Eram carruagens ricamente adornadas de flores como camélias, orquídeas, rosas, etc. onde a elite local e veranistas, a exemplo da família de Rui Barbosa, desfilavam com garbo e elegância pelas ruas da pitoresca Nova Friburgo. Alegres foliões em retumbantes Zé-Pereira percorriam as ruas da cidade, atordoando os ares num zabumbar infernal com seus latões de querosene e gritando “formidolosamente” com todas as forças de seus possantes pulmões. O grande barato do carnaval oitocentista era manter-se no anonimato sob as máscaras e disfarces nos três dias de folia e aquela pergunta que ninguém agüentava mais ouvir depois dos folguedos carnavalescos: “Você me conhece”? Muitos vernistas que possuíam residências em Nova Friburgo abriam seus salões na segunda-feira, único dia em que não havia bailes nos hotéis, para folias petit comittèe. Dizia-se à época: “enquanto descansa-se…folga-se”. Ou seja, no dia em que se descansava dos bailes dos hotéis, se folgava nos bailes particulares.


Outrora prevalecia no carnaval a espirituosidade: Ia-se às ruas para ver e ouvir a “idéia e a pilhéria”. Eram críticas aos serviços públicos municipais como a distribuição de água, a iluminação precária, a sujeira das ruas, etc. Os rapazes que amavam a troça e a alegria, cheios de fina verve, preparavam-se para dar um “sortão” medonho nos três dias de carnaval. Até as marchinhas, a crítica social prevaleceu nas letras carnavalescas, mas depois passou a ser substituída por outros temas. Os cordões surgem a partir da segunda metade do século 19. Eram formados por grupos de foliões mascarados com feições de velhos, palhaços, diabos, reis, rainhas, índios, baianas, entre outros, conduzidos por um mestre e obedecendo a um apito de comando. Parecem ter sido cordões ao final desse século, em Nova Friburgo, os “Dominós Espirituosos” e “Caninhas Verdes”. Posteriormente, os cordões passaram a se denominar blocos e outros se transformaram em ranchos.

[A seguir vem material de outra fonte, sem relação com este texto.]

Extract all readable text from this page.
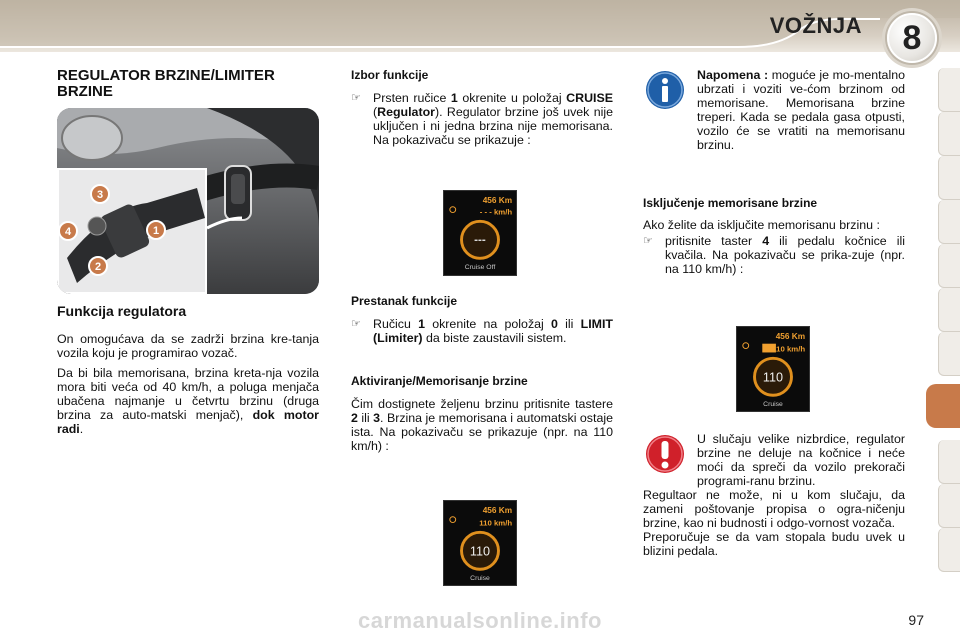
VOŽNJA	8
REGULATOR BRZINE/LIMITER BRZINE
3
4	1
2
Funkcija regulatora

On omogućava da se zadrži brzina kre-tanja vozila koju je programirao vozač.

Da bi bila memorisana, brzina kreta-nja vozila mora biti veća od 40 km/h, a poluga menjača ubačena najmanje u četvrtu brzinu (druga brzina za auto-matski menjač), dok motor radi.

Izbor funkcije
☞ Prsten ručice 1 okrenite u položaj CRUISE (Regulator). Regulator brzine još uvek nije uključen i ni jedna brzina nije memorisana. Na pokazivaču se prikazuje :
456 Km
- - - km/h
---
Cruise Off
Prestanak funkcije
☞ Ručicu 1 okrenite na položaj 0 ili LIMIT (Limiter) da biste zaustavili sistem.
Aktiviranje/Memorisanje brzine

Čim dostignete željenu brzinu pritisnite tastere 2 ili 3. Brzina je memorisana i automatski ostaje ista. Na pokazivaču se prikazuje (npr. na 110 km/h) :

456 Km
110 km/h
110
Cruise

Napomena : moguće je mo-mentalno ubrzati i voziti ve-ćom brzinom od memorisane. Memorisana brzine treperi. Kada se pedala gasa otpusti, vozilo će se vratiti na memorisanu brzinu.

Isključenje memorisane brzine

Ako želite da isključite memorisanu brzinu :

☞ pritisnite taster 4 ili pedalu kočnice ili kvačila. Na pokazivaču se prika-zuje (npr. na 110 km/h) :
456 Km
110 km/h
110
Cruise

U slučaju velike nizbrdice, regulator brzine ne deluje na kočnice i neće moći da spreči da vozilo prekorači programi-ranu brzinu.

Regultaor ne može, ni u kom slučaju, da zameni poštovanje propisa o ogra-ničenju brzine, kao ni budnosti i odgo-vornost vozača.

Preporučuje se da vam stopala budu uvek u blizini pedala.

97
carmanualsonline.info
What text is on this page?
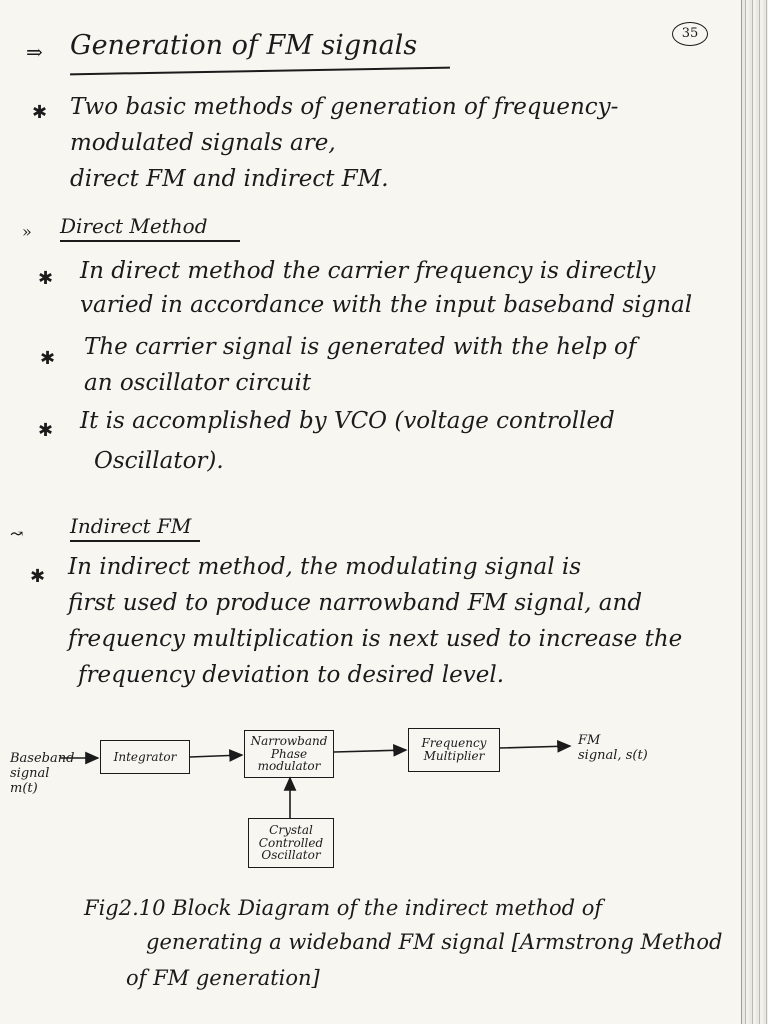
35
⇒ Generation of FM signals
✱ Two basic methods of generation of frequency-
modulated signals are,
direct FM and indirect FM.
» Direct Method
✱ In direct method the carrier frequency is directly
varied in accordance with the input baseband signal
✱ The carrier signal is generated with the help of
an oscillator circuit
✱ It is accomplished by VCO (voltage controlled
Oscillator).
↝ Indirect FM
✱ In indirect method, the modulating signal is
first used to produce narrowband FM signal, and
frequency multiplication is next used to increase the
frequency deviation to desired level.
Baseband
signal
m(t)
Integrator
Narrowband
Phase
modulator
Frequency
Multiplier
FM
signal, s(t)
Crystal
Controlled
Oscillator
Fig2.10 Block Diagram of the indirect method of
generating a wideband FM signal [Armstrong Method
of FM generation]
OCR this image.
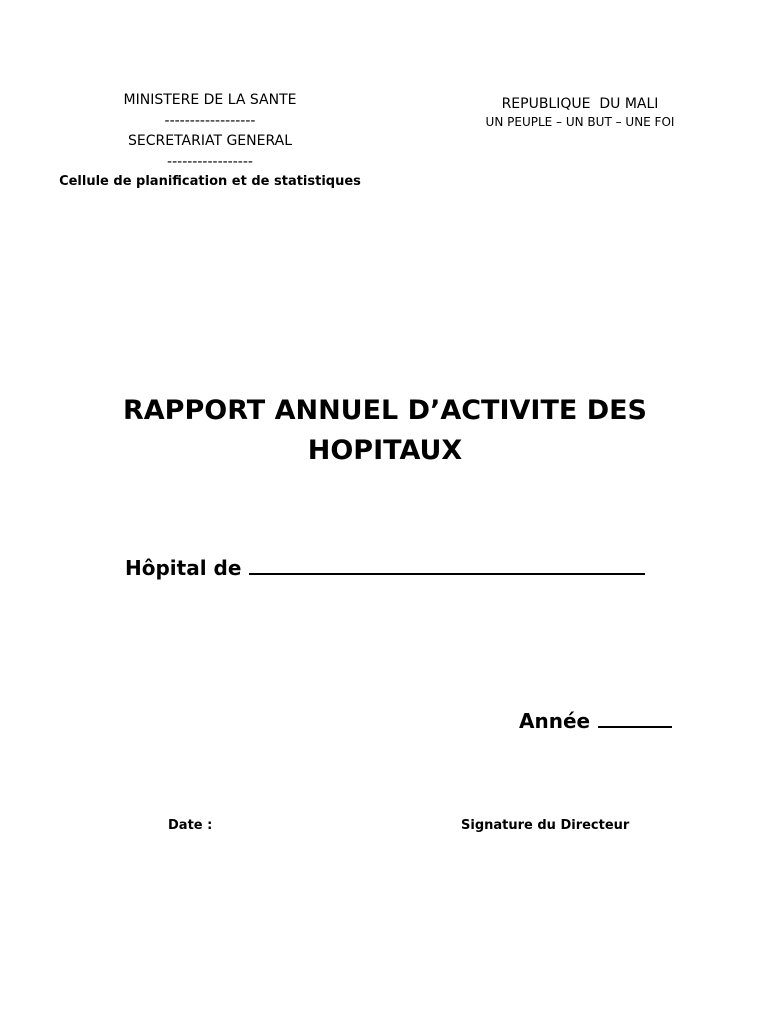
MINISTERE DE LA SANTE
------------------
SECRETARIAT GENERAL
-----------------
Cellule de planification et de statistiques
REPUBLIQUE  DU MALI
UN PEUPLE – UN BUT – UNE FOI
RAPPORT ANNUEL D’ACTIVITE DES
HOPITAUX
Hôpital de
Année
Date :	Signature du Directeur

Na primeira metade do século 20 se percebe que o eixo dos três dias de folia girava em torno dos blocos. Passistas eram chamadas de “bailarinas”. Havia inúmeros blocos na cidade como “Manda quem pode”, “Quem e quais são eles”, “Sossega Serpente”, “Bloco do Boi”, “Mamãe eu quero”, “As Camisas Azuis”, “Bloco dos Abandonados”, “Os Leões da Avenida Quaresma”, “Alegres Foliões”, “O Palhaço quem é?”, “As Baianas do Hotel Roma”, “As 60 mortes”, “Lá vem ela chorando”, “A Lyra da Mocidade”, “Eu sou do Amor”, além dos blocos dos hóspedes dos hotéis. Oficiais e marujos do Sanatório Naval davam um show de evolução nos folguedos carnavalescos de Nova Friburgo com o bloco “Sossega Leão”. Há o registro de pelo menos dois ranchos: “Quem é bom não se mistura” e “As Estrelinhas”. Havia a competição entre eles nas seguintes modalidades: música, harmonia, canto, orquestra, conjunto, “maior número”[de componentes], evolução, elegância, estandarte, fantasia, enredo e “orientação”.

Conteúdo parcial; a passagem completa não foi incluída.